The automobile didn't put cabbies out of jobs, it put horses out of work.

If anything it actually made demand for cabbies skyrocket, because now they could do the same job but way faster, so now they were more affordable abd not just a service reserved for wealthy.

In other words, expect that AI will increase demand for programmers exceptionally, as the bar for entry lowers.

An LLM still needs a "pilot" to "drive" it, and you need to still know code well enough to interpret the output and catch mistakes or hallucinations.

But typically when a field becomes more affordable, it goes up in demand, not down, because the target audience that can afford the service grows exponentially.

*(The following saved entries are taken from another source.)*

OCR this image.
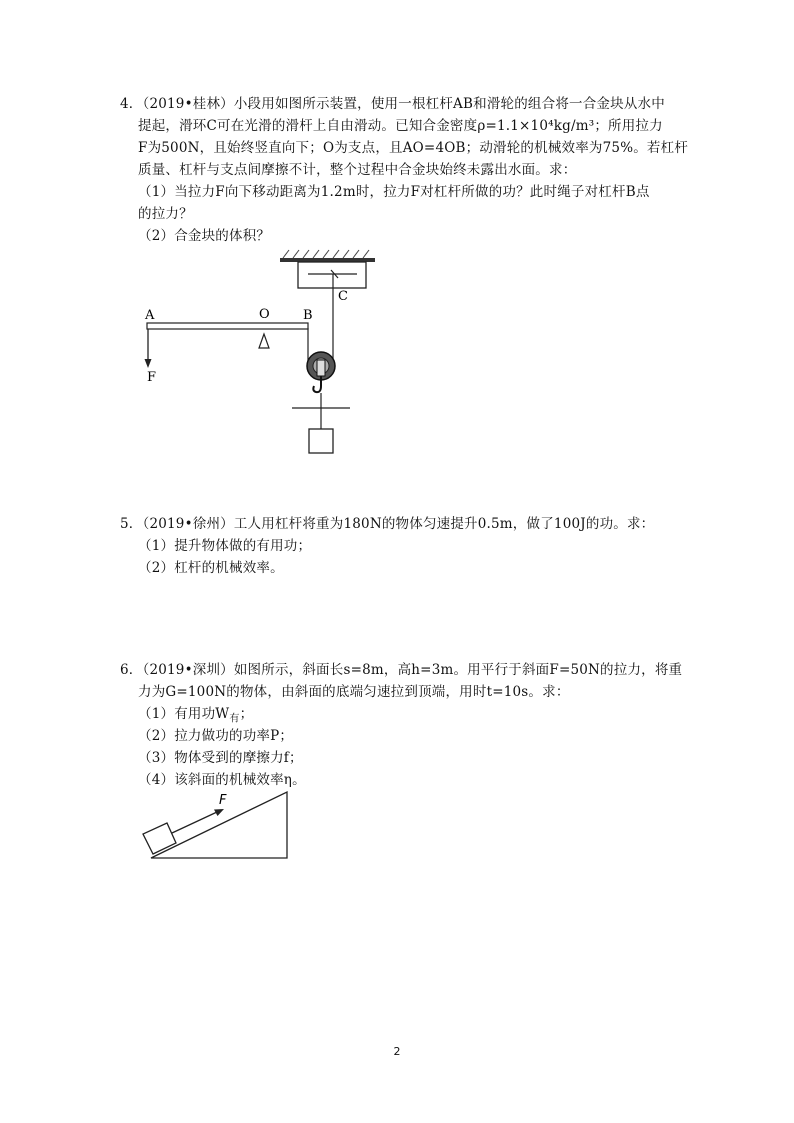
4．（2019•桂林）小段用如图所示装置，使用一根杠杆AB和滑轮的组合将一合金块从水中
提起，滑环C可在光滑的滑杆上自由滑动。已知合金密度ρ=1.1×10⁴kg/m³；所用拉力
F为500N，且始终竖直向下；O为支点，且AO=4OB；动滑轮的机械效率为75%。若杠杆
质量、杠杆与支点间摩擦不计，整个过程中合金块始终未露出水面。求：
（1）当拉力F向下移动距离为1.2m时，拉力F对杠杆所做的功？此时绳子对杠杆B点
的拉力？
（2）合金块的体积？
C
A	O	B
F
5．（2019•徐州）工人用杠杆将重为180N的物体匀速提升0.5m，做了100J的功。求：
（1）提升物体做的有用功；
（2）杠杆的机械效率。
6．（2019•深圳）如图所示，斜面长s=8m，高h=3m。用平行于斜面F=50N的拉力，将重
力为G=100N的物体，由斜面的底端匀速拉到顶端，用时t=10s。求：
（1）有用功$W_有$；
（2）拉力做功的功率P；
（3）物体受到的摩擦力f；
（4）该斜面的机械效率η。
F
2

"But if it's so easy to become program now, what's to stop people from just using ChatGPT and never hiring a programmer?"

Same reason people still, today, hire cabs even if they can drive themselves.

Convenience. Time is money and just because 1 person can do all the jobs of a company, doesn't mean they physically have the time to do it.

[–] [email protected] 7 points 9 months ago (1 children)

But typically when a field becomes more affordable, it goes up in demand, not down, because the target audience that can afford the service grows exponentially.

I've always been very up front with the fact that I could not have made a career out of programming without tools like Delphi and Visual Basic. I'm simply not productive enough to have to also transcribe my mental images into text to get useful and productive UIs.

All of my employers and the vast majority of my clients were small businesses with fewer than 150 employees and most had fewer than a dozen employees. Not a one of them could afford a programmer who had to type everything out.

If that's what happens with AI tooling, then I'm all for it. There are still far too many small businesses, village administrators, and the like being left using general purpose office "productivity" software instead of something tailored to their actual needs.

[–] [email protected] 5 points 9 months ago

There are still far too many small businesses, village administrators, and the like being left using general purpose office "productivity" software instead of something tailored to their actual needs.

Exactly. The "AI will do it all" crowd don't have this perspective. There's so much more work to be done, and I hope AI is hugely impactful to help. But I've been at this long enough to know that's still a long road.